Combien de temps prend une migration WordPress vers CMS headless ?

La plupart des migrations prennent 6–12 semaines du lancement au lancement. La ventilation est à peu près : 1–2 semaines pour l'audit de contenu et la conception de schéma, 1–2 semaines pour la migration de données scripting, 2–6 semaines pour la reconstruction du frontend, et 1–2 semaines pour QA et le lancement.

La plus grande variable est le frontend — si vous construisez un site marketing complexe avec des dizaines de modèles de page, cela prend plus de temps qu'un simple blog.

Puis-je migrer WordPress vers CMS headless sans perdre le trafic SEO ?

Oui, mais seulement si vous êtes discipliné à ce sujet.

Les clés sont : maintenir votre structure d'URL (ou mettre en place des redirections 301 appropriées pour chaque URL modifiée), préserver vos balises de titre et métadescriptions, garder les données structurées intactes, et soumettre votre nouveau sitemap immédiatement. Monitorez Google Search Console quotidiennement pendant 30–60 jours après le lancement.

Une certaine fluctuation de classement temporaire est normale, mais si vous avez effectué correctement la cartographie de redirection, le trafic devrait se rétablir dans les 2–4 semaines.

Devrais-je utiliser WordPress comme CMS headless à la place de migrer ?

Cela dépend de vos contraintes. Si vos éditeurs refusent absolument d'apprendre un nouveau CMS et que vous avez des années de personnalisations spécifiques à WordPress, exécuter WordPress sans tête (avec WPGraphQL et un frontend Next.js) est une étape intermédiaire valide.

Mais vous maintenez toujours WordPress — les plugins, les mises à jour de sécurité, le runtime PHP. Pour la plupart des équipes effectuant une migration propre, un CMS headless natif comme Sanity ou Payload est le meilleur choix à long terme car vous ne portez pas les bagages architecturaux de WordPress.

Qu'advient-il de mes plugins WordPress après la migration ?

Ils disparaissent. C'est à la fois la meilleure et la plus effrayante partie d'une migration headless.

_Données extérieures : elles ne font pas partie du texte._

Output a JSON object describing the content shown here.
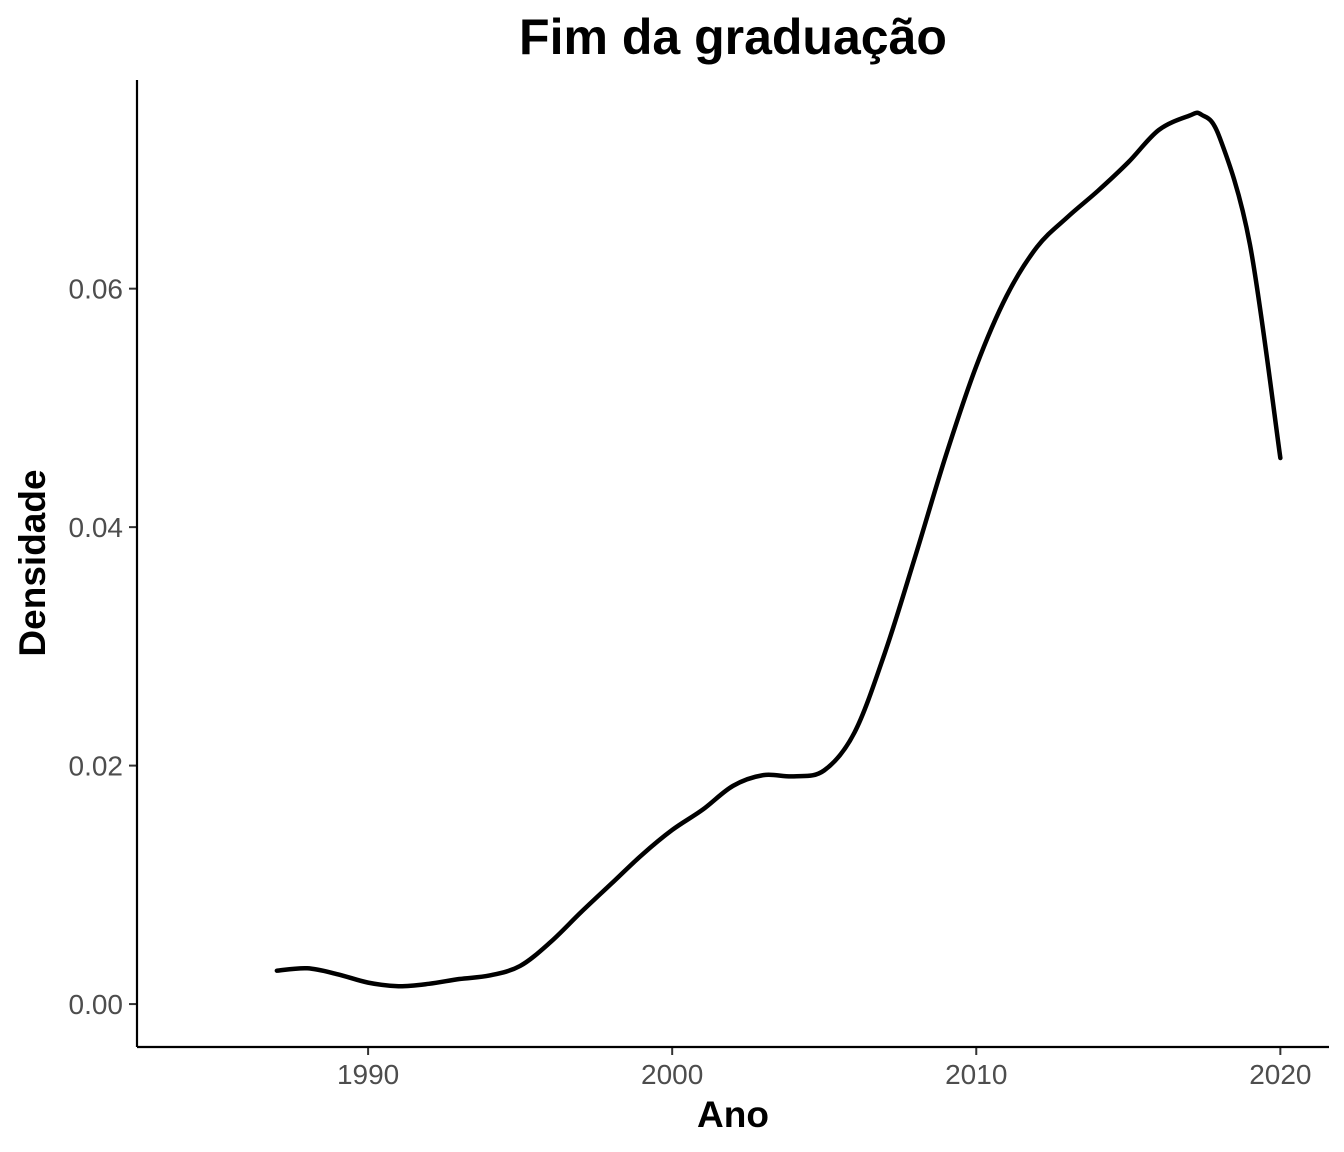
{
  "chart_data": {
    "type": "line",
    "title": "Fim da graduação",
    "xlabel": "Ano",
    "ylabel": "Densidade",
    "xlim": [
      1982.4,
      2021.6
    ],
    "ylim": [
      -0.0036,
      0.0775
    ],
    "grid": false,
    "legend": "none",
    "x_ticks": [
      1990,
      2000,
      2010,
      2020
    ],
    "x_tick_labels": [
      "1990",
      "2000",
      "2010",
      "2020"
    ],
    "y_ticks": [
      0.0,
      0.02,
      0.04,
      0.06
    ],
    "y_tick_labels": [
      "0.00",
      "0.02",
      "0.04",
      "0.06"
    ],
    "line_color": "#000000",
    "series": [
      {
        "x": [
          1987,
          1988,
          1989,
          1990,
          1991,
          1992,
          1993,
          1994,
          1995,
          1996,
          1997,
          1998,
          1999,
          2000,
          2001,
          2002,
          2003,
          2004,
          2005,
          2006,
          2007,
          2008,
          2009,
          2010,
          2011,
          2012,
          2013,
          2014,
          2015,
          2016,
          2017,
          2017.4,
          2018,
          2019,
          2020
        ],
        "y": [
          0.0028,
          0.003,
          0.0025,
          0.0018,
          0.0015,
          0.0017,
          0.0021,
          0.0024,
          0.0032,
          0.0052,
          0.0077,
          0.0101,
          0.0125,
          0.0146,
          0.0163,
          0.0183,
          0.0192,
          0.0191,
          0.0196,
          0.0228,
          0.0295,
          0.0376,
          0.046,
          0.0535,
          0.0594,
          0.0635,
          0.066,
          0.0682,
          0.0706,
          0.0733,
          0.0745,
          0.0746,
          0.0727,
          0.0637,
          0.0458
        ]
      }
    ]
  }
}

Yoast SEO ? Vous gérerez les balises meta dans votre framework frontend. Contact Form 7 ? Remplacez-le par un service de formulaire comme Formspree ou construisez le vôtre. WooCommerce ? Vous aurez besoin d'une solution e-commerce dédiée comme Shopify (headless), Saleor, ou Medusa.

Parcourez vos plugins actifs et cartographiez chacun à un remplacement avant de commencer la migration. La plupart des fonctionnalités qui nécessitaient un plugin WordPress sont soit intégrées aux frameworks modernes, soit disponibles sous forme d'API SaaS.

Ai-je besoin d'une agence pour la migration CMS WordPress headless ?

Pas nécessairement, mais cela dépend de l'ensemble de compétences de votre équipe. Si vous avez des développeurs à l'aise avec React/Next.js, les intégrations API, et DevOps, vous pouvez absolument gérer une migration en interne.

Là où les agences comme les nôtres ajoutent le plus de valeur c'est l'expérience — nous avons fait des douzaines de ces migrations et savons où sont les pièges (cas limites de transformation de contenu, cartographie de redirection SEO à l'échelle, optimisation de performance). Pour les sites critiques pour l'entreprise où les temps d'arrêt ou la perte de trafic ont un véritable impact sur les revenus, l'investissement dans l'aide expérimentée se paie généralement.